Since then three things occured to me:

a) The above was actually quite well written.

b or 2) Something about being a spineless and lazy little girl/This being one of those test of character things I keep hearing about/Something inspirational bordering on the trite.

b part 2 (or 2 part b)) Um, how about trying doing something that actually is actually hard like being a nurse or a gigolo specialising in the handicapped or something, you tool? No? So, shut up. qv 'spineless girl'.

c) What _else_ am I going to do for funnsies, really?

d) All of the above.

8 comments:

Liam said...

Have you seen Rick Stein's Colonial Adventures? I know that's not what it's called but it's the premise of the show; he goes around the quainly referred-to Far East and clucks at the very very Eastern Easterners.
It's fantastic, all it needs is pith helmets and a Webley on a string.
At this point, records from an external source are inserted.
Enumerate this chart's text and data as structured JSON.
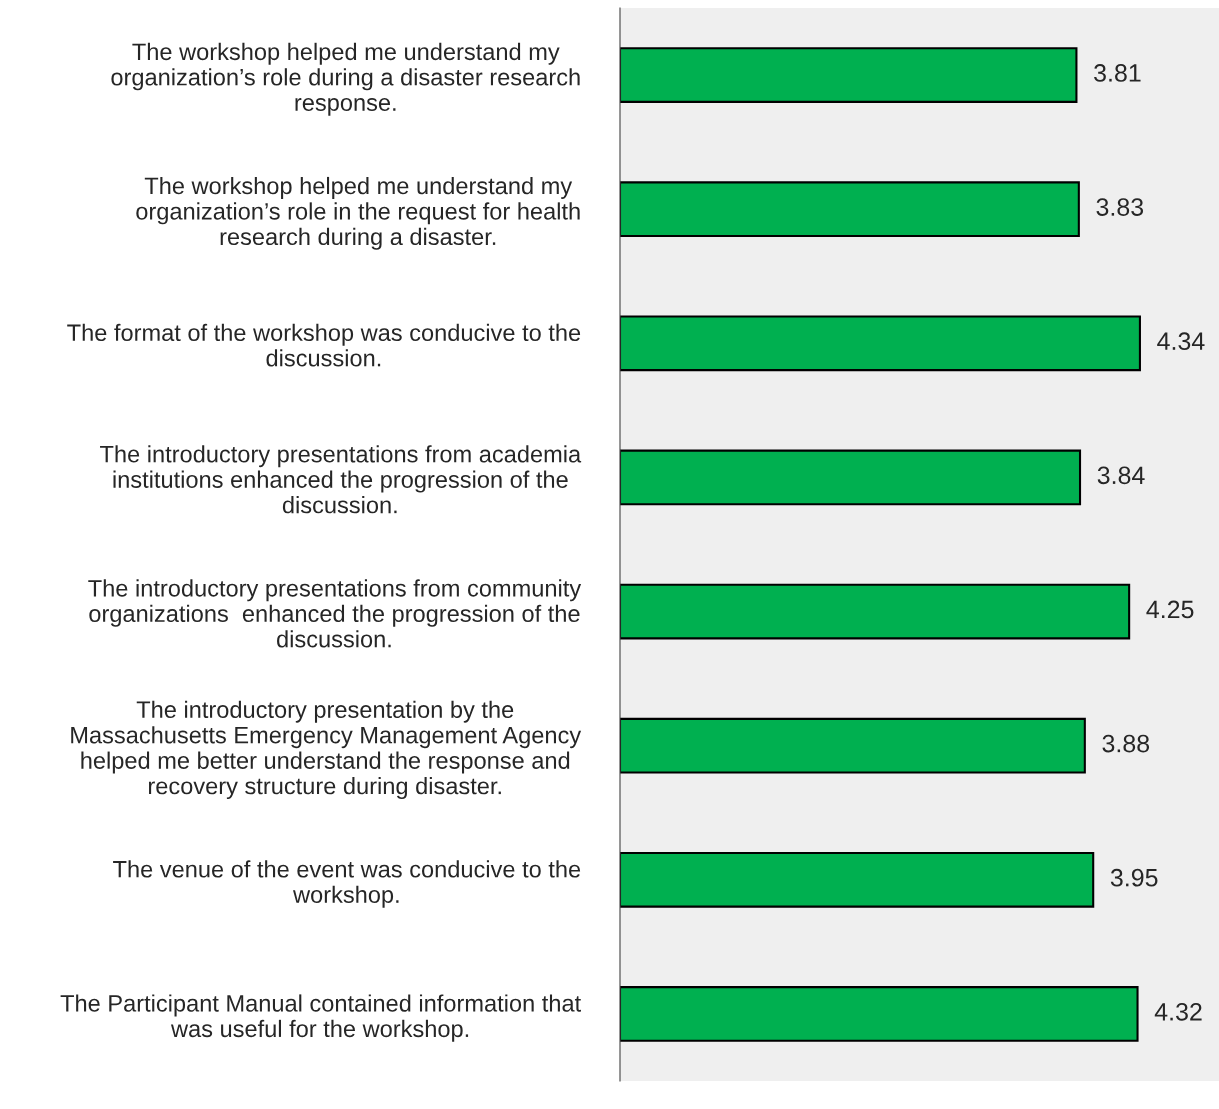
{
  "chart_data": {
    "type": "bar",
    "orientation": "horizontal",
    "categories": [
      "The workshop helped me understand my\norganization’s role during a disaster research\nresponse.",
      "The workshop helped me understand my\norganization’s role in the request for health\nresearch during a disaster.",
      "The format of the workshop was conducive to the\ndiscussion.",
      "The introductory presentations from academia\ninstitutions enhanced the progression of the\ndiscussion.",
      "The introductory presentations from community\norganizations  enhanced the progression of the\ndiscussion.",
      "The introductory presentation by the\nMassachusetts Emergency Management Agency\nhelped me better understand the response and\nrecovery structure during disaster.",
      "The venue of the event was conducive to the\nworkshop.",
      "The Participant Manual contained information that\nwas useful for the workshop."
    ],
    "values": [
      3.81,
      3.83,
      4.34,
      3.84,
      4.25,
      3.88,
      3.95,
      4.32
    ],
    "color": "#00b050",
    "data_labels": true,
    "xlim": [
      0,
      5
    ],
    "tick_labels": "y",
    "grid": false
  }
}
c) What _else_ am I going to do for funnsies, really?

BLOG MOAR PLZ

Zoe said...

We don't all have to be ambitious.

anti ob said...

I've got a friend who wrote a pretty decent fantasy novel, and my brother-in-law wrote an absolutely hilarious movie script which he started to work up into a novel; neither has had even the vaguest of hints at selling anything, much the less making a living out of it. My aunt had a couple of short stories published after 20-some (more?) years of trying - including one in the New Yorker - and said that finally breaking through was all about learning the way the game was played and getting a good agent, and nothing to do with any improvement in her writing. Its a hard road.

Never read any of your novel stuff, but if your blog writing is any sample I'd guess its well-written and funny (which is not to say that there shouldn't be more of it!) But alas the quality of the work has only a passing acquaintance with its commercial success - even after you manage to get it published! I'd suggest that if you aren't doing it for the sheer joy of it at some point in the process (even if its grindingly hard work the rest of the time) then you're probably doing it for the wrong reasons.

This does not preclude getting disgusted with the process occasionally, throwing a funk, and storming off to do something else for a bit. Thats just normal. Hope you _do_ keep writing, because one day I want to read the damn thing (and cadge lifts on your privately chartered Lear to book-signings in Rio...)

anti ob said...

Oh and also? If you want to sell a book? It should be about a sexy vampire / witch / were-shark who has a torrid relationship with a vampire hunter / christian evangelist / pool boy. There should be violence, heaving breasts, and angst - not necessarily in that order. Its what they're wallpapering bookshops with these days, honest.

harry said...

Also, don't physically describe the female protagonist so that every drippy pimply teenage girl came effortless slide her own porky shape into the role.

Mindy said...

Geez Harry got something against girls this week?

Reinhard said...

You could always retire, and then the book project becomes "writing my memoirs", and everybody nods wisely and you get to work on it without angst. Or pressure. Or indeed sales.

Fyodor said...

Yes, you should quit. You're a terrible writer. Hope that helps.

Best,

Fyodor

P.S. sorry for the delayed comment - I assumed you'd already squibbed on your blog in a spinelessly girlish fashion.
P.P.S.N.B.F.T.W. mind you, my judgement is suspect, which is the only reason I read your blog, despite your writing being so godawful. Thought you'd get me on that one, didntcha? Sucked in.